I was fascinated by these creations of Nature, but also captivated by the cosmetics, the fake eyelashes, the varnished pearly finger and toe nails and the scent of patchouli, which has nothing to do with love. Above all, what drove me completely wild was the 'wealth' displayed around their shoulders, draped across their breasts, where the head of the fox fur meets its tail.
This is how one might revise the second paragraph of Marquez Memories of My Melancholy Whores, to describe the melancholic women depicted in the paintings of Stavros Hatzioannou.
Distant descendants of the Demoiselles d'Avignon, they are less angular, more lonely and they have no wish to communicate with each other. Their lips are sealed in silence, melancholic or apologetic.

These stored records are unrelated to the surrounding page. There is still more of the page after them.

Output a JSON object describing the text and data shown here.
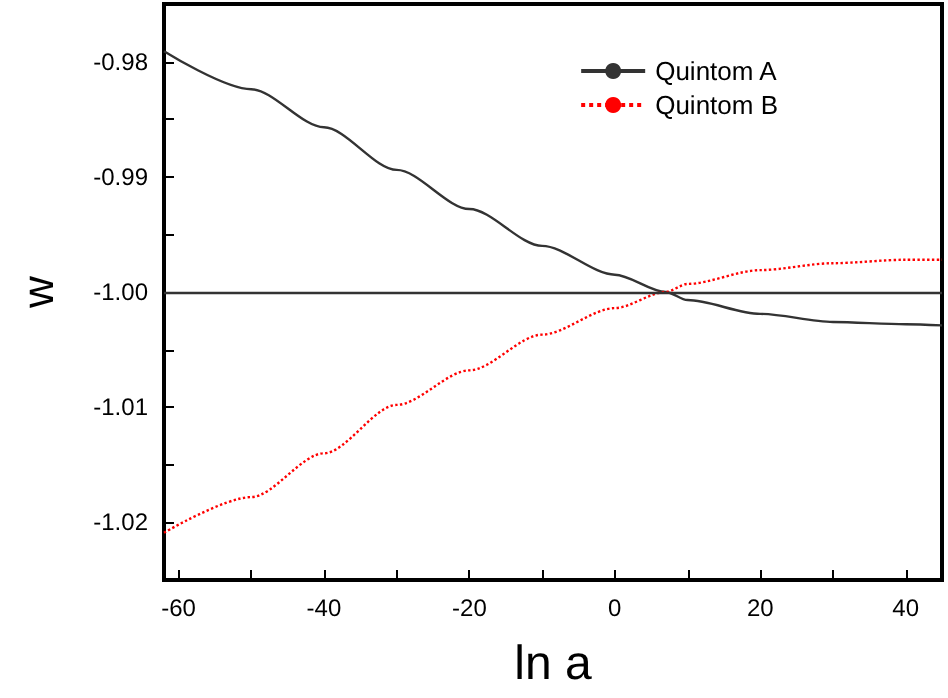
{
  "chart_data": {
    "type": "line",
    "xlabel": "ln a",
    "ylabel": "w",
    "x": [
      -62,
      -50,
      -40,
      -30,
      -20,
      -10,
      0,
      7,
      10,
      20,
      30,
      40,
      45
    ],
    "series": [
      {
        "name": "Quintom A",
        "color": "#333333",
        "line_style": "solid",
        "values": [
          -0.9791,
          -0.9824,
          -0.9857,
          -0.9894,
          -0.9928,
          -0.996,
          -0.9985,
          -1.0,
          -1.0007,
          -1.0019,
          -1.0026,
          -1.0028,
          -1.0029
        ]
      },
      {
        "name": "Quintom B",
        "color": "#ff0000",
        "line_style": "dotted",
        "values": [
          -1.0209,
          -1.0178,
          -1.014,
          -1.0098,
          -1.0068,
          -1.0037,
          -1.0014,
          -1.0,
          -0.9993,
          -0.9981,
          -0.9975,
          -0.9972,
          -0.9972
        ]
      }
    ],
    "xlim": [
      -62,
      45
    ],
    "ylim": [
      -1.025,
      -0.975
    ],
    "xticks": [
      -60,
      {
        "value": -50,
        "label": null
      },
      -40,
      {
        "value": -30,
        "label": null
      },
      -20,
      {
        "value": -10,
        "label": null
      },
      0,
      {
        "value": 10,
        "label": null
      },
      20,
      {
        "value": 30,
        "label": null
      },
      40
    ],
    "yticks": [
      {
        "value": -1.02,
        "label": "-1.02"
      },
      {
        "value": -1.015,
        "label": null
      },
      {
        "value": -1.01,
        "label": "-1.01"
      },
      {
        "value": -1.005,
        "label": null
      },
      {
        "value": -1,
        "label": "-1.00"
      },
      {
        "value": -0.995,
        "label": null
      },
      {
        "value": -0.99,
        "label": "-0.99"
      },
      {
        "value": -0.985,
        "label": null
      },
      {
        "value": -0.98,
        "label": "-0.98"
      }
    ],
    "ref_lines": [
      {
        "axis": "y",
        "value": -1,
        "color": "#333333",
        "line_style": "solid"
      }
    ],
    "legend": "top right",
    "marker": "none",
    "grid": false
  }
}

Marquez writes that "Defenceless love becomes innocent through its silence". And the shy eyes of the virgin long for the next meeting.
Clothes seem superfluous. Embracing bodies are like landscapes, the dynamics of love; essential and undisclosed passion, secret love, an obscured view: darkness. The inevitable indigo blue of the night sky; the curve of the body. The contrasting bittersweet taste of love and death, the silence and cries of love. The veils of smoke and mystery, the sound of distant jazz.
The sorrow of Mallarme bodies; an act from Schnitzlers carousel of love; the celebration that becomes mundane. The mind of the thinker is overwhelmed by lust while he turns "pages of notebooks on ethics"; if he was a philosopher, he would maintain the remote objectivity of the creator.
We seem to see the hand of many different painters within one artist as he reflects a myriad of experiences and impressions absorbed throughout his life and in his art.